Faz hoje, dois anos, desde a mudança. A grande mudança da vida da Rafaela.
Ainda hoje, ela pensa como pôde ter sido tão ingénua e tão burra.
Apaixonou-se pelo Pedro, quando na altura, o Pablo fazia dela a mulher mais feliz do Mundo.
Abandonou o Pablo, porque viu no Pedro, o mistério e a adrenalina, que tanto procurava.
Esteve para ir morar para Barcelona. Até já tinham um apartamento, em vista e já tinham contactado com a dona do prédio, que lhes tinha dito, que seriam bem-vindos. O curso de Filosofia, estava quase a terminar e a vida parecia-lhe tão aborrecidamente, organizada. Em conversas, chegou a usar o termo “entediante” e dizia que o Pedro, era tudo o que ela precisava, para tornar a sua vida menos monótona.
Faz hoje dois anos, que começou o pesadelo, o fim do descanso e da felicidade.
No início, foi tudo um mar de rosas. Tudo era perfeito.
Mudou-se para o centro da cidade, para umas águas-furtadas, onde vivia Pedro. Tinha uma pequena janela redonda, de onde se via o rio.
Parecia um romance saído de um filme, mas não seria perfeito para sempre e deixou de o ser, assim que Rafaela, descobriu uma caixa vermelha, que a deixou tremendamente inquieta.
Uma caixa com duas aberturas, vermelha como o sangue.
No dia, em que a descobriu, perguntou a Pedro, o que é que ela continha e recebeu em troca, um valente espancamento.
Lembra-se como se fosse ontem, quando ele pegou na primeira coisa que encontrou, para a agredir. Os seus olhos abriram-se de ira e da sua garganta, só ecoavam, palavras cortantes, de uma frieza sem igual. Repetiu vezes sem conta, que a matava, se ela tocasse na caixa e que ela jamais, a deveria ter visto. “Foi um erro. Cometeste um grave erro! Não sabes o que fizeste!”, disse-lhe completamente, descontrolado.

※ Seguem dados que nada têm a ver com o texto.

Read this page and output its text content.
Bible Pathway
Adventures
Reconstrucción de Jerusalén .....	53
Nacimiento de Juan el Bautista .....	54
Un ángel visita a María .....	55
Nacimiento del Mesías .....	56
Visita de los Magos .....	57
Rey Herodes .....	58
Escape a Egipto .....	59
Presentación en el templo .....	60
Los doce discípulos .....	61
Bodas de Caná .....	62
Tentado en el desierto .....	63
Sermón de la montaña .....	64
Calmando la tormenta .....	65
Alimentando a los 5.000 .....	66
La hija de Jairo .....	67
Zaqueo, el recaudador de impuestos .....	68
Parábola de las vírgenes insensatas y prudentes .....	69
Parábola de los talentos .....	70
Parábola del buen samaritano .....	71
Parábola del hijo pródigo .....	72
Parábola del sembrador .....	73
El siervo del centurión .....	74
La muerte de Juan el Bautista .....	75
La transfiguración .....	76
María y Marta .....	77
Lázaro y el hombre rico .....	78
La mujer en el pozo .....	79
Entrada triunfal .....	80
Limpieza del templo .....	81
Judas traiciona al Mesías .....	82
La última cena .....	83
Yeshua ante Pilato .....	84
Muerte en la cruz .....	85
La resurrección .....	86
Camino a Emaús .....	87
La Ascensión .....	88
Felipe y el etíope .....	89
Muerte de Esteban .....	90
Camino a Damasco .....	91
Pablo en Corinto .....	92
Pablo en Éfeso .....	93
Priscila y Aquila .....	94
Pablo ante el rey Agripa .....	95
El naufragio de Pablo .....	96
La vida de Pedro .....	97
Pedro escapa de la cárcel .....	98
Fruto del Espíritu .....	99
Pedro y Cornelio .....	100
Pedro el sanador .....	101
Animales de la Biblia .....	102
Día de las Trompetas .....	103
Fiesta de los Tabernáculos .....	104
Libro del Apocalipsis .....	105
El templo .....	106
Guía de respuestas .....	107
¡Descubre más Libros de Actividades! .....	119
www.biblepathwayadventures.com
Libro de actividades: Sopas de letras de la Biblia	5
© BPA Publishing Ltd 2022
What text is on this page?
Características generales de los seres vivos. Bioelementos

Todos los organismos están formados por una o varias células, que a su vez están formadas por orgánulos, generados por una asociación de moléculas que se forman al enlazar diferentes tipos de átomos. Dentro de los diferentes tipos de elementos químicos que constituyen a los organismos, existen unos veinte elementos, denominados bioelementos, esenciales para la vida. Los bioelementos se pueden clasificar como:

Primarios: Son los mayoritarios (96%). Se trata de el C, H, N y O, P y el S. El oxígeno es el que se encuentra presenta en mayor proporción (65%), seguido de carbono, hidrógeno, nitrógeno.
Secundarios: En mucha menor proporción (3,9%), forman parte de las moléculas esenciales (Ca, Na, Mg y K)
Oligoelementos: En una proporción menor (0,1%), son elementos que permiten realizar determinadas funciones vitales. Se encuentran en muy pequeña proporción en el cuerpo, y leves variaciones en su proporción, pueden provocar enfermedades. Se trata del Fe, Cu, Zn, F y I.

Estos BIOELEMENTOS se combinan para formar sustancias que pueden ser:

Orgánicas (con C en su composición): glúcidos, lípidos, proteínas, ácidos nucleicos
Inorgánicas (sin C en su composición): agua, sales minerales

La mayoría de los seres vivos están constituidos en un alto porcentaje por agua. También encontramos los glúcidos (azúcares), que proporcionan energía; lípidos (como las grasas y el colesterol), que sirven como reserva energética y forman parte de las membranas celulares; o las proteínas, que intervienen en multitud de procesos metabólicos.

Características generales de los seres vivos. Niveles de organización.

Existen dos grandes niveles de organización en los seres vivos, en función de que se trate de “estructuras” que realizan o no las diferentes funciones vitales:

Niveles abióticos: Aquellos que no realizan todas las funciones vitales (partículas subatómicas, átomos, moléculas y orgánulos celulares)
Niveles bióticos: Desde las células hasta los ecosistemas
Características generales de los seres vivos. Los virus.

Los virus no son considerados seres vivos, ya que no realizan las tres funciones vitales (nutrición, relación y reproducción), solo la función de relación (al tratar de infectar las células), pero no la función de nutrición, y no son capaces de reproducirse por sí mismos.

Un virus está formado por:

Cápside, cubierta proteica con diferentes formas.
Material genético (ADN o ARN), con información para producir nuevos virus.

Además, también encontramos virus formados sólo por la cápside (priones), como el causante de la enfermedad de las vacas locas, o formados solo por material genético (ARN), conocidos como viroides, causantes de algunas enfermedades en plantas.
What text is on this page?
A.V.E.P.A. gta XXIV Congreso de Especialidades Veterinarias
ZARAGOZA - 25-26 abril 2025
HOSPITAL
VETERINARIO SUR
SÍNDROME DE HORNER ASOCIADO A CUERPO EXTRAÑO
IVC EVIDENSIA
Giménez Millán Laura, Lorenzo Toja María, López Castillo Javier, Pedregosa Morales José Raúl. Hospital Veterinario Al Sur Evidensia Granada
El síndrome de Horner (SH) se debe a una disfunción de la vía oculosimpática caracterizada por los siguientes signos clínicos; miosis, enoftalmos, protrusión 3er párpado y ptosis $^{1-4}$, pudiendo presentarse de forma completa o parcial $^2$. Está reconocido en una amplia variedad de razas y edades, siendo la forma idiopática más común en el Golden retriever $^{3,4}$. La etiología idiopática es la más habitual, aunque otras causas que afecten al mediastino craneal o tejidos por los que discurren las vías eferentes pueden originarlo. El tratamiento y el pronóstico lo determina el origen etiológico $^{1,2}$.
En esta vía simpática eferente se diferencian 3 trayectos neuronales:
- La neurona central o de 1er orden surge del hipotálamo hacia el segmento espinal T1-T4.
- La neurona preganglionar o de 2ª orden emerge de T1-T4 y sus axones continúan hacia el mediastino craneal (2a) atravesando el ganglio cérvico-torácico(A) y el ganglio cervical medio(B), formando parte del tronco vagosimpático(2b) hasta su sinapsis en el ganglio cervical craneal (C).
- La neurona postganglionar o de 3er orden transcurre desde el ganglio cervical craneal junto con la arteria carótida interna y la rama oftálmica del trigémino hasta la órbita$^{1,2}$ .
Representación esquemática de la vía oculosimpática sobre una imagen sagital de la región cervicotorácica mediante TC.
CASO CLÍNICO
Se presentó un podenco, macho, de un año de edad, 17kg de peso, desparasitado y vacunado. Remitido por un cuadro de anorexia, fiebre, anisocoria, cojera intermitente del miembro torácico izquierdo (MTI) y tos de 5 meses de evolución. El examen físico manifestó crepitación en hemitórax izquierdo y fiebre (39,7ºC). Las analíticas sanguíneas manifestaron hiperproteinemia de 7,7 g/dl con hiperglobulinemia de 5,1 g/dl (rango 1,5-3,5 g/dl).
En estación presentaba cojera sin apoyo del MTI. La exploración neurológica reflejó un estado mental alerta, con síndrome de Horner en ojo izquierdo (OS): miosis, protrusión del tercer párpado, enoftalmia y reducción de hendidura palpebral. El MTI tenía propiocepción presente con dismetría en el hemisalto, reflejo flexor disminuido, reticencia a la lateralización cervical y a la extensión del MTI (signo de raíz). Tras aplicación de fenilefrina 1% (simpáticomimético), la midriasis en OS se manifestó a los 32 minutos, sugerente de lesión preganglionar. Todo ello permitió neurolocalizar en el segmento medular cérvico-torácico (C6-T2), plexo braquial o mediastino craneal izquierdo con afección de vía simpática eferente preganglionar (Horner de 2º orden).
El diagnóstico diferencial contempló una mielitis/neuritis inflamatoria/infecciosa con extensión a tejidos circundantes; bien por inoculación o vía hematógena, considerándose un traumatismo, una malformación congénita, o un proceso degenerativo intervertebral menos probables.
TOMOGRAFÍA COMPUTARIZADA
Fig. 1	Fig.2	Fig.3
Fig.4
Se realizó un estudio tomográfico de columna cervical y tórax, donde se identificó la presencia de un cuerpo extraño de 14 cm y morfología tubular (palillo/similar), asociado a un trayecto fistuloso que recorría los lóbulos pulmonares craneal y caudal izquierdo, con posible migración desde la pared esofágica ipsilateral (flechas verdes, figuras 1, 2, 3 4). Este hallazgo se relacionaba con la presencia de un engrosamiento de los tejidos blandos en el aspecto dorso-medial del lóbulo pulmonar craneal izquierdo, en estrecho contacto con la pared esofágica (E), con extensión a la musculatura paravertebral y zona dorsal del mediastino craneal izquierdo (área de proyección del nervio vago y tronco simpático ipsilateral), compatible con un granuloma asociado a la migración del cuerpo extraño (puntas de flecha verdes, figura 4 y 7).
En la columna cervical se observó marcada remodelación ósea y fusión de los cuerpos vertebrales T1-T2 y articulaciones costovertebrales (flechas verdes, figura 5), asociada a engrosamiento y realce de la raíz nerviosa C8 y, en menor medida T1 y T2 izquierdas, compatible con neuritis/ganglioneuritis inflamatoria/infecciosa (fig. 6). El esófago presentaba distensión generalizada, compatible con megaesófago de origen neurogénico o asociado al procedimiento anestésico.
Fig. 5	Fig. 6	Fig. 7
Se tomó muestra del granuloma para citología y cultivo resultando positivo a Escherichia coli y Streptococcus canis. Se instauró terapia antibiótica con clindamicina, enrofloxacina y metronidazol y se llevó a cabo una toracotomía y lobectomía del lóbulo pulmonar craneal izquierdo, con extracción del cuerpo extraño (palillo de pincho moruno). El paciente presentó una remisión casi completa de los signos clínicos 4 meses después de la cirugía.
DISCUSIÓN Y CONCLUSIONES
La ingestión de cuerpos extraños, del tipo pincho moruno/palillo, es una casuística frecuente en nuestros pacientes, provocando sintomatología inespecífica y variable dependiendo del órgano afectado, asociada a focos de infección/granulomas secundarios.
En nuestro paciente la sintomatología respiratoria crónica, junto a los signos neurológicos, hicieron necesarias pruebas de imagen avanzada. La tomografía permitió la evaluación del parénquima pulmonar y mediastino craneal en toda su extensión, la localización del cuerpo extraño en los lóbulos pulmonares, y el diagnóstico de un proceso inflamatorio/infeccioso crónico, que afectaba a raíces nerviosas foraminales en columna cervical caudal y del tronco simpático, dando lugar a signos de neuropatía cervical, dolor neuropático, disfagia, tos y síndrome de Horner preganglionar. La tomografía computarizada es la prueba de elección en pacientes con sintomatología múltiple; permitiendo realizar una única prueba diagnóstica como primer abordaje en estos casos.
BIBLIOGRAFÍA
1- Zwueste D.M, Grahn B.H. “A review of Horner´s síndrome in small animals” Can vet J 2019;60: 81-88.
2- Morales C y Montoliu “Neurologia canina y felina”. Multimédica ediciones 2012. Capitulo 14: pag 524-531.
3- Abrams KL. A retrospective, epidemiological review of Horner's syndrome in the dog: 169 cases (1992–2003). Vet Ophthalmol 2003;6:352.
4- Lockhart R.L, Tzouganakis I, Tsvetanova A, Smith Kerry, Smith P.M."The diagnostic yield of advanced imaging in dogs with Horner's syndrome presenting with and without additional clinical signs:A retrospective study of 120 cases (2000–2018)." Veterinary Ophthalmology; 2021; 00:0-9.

O rosto de Rafaela, ficou irreconhecível, pelo menos, durante um mês. As lágrimas que lhe escorriam pelo rosto, ardiam nos golpes. Mais destroçado que o seu rosto, ficou o seu coração.
A partir desta altura, Pedro, começou a controlar-lhe todos os passos e jamais a deixou aproximar-se da caixa. Foram várias as tentativas de Rafaela, para fugir dali, mas sempre sem êxito.
Passou um ano e Rafaela, descobriu que estava grávida. Sentia-se perdida e desesperada. Não sabia o que fazer. As noites de amor, que tinham vivido no início, tinham deixado de o ser. Agora só restavam, sofrimento e dor, das violações e dos caprichos de Pedro.
Nas ruas que percorreu até casa, estava a tentar arranjar coragem, para contar a Pedro da sua gravidez. Estava consumida pelo medo. O medo da reacção dele.
Se ele lhe batesse poderia perder o bébé.
Chegou a casa e colocou a chave na porta, que abriu quase sem acusar a sua chegada.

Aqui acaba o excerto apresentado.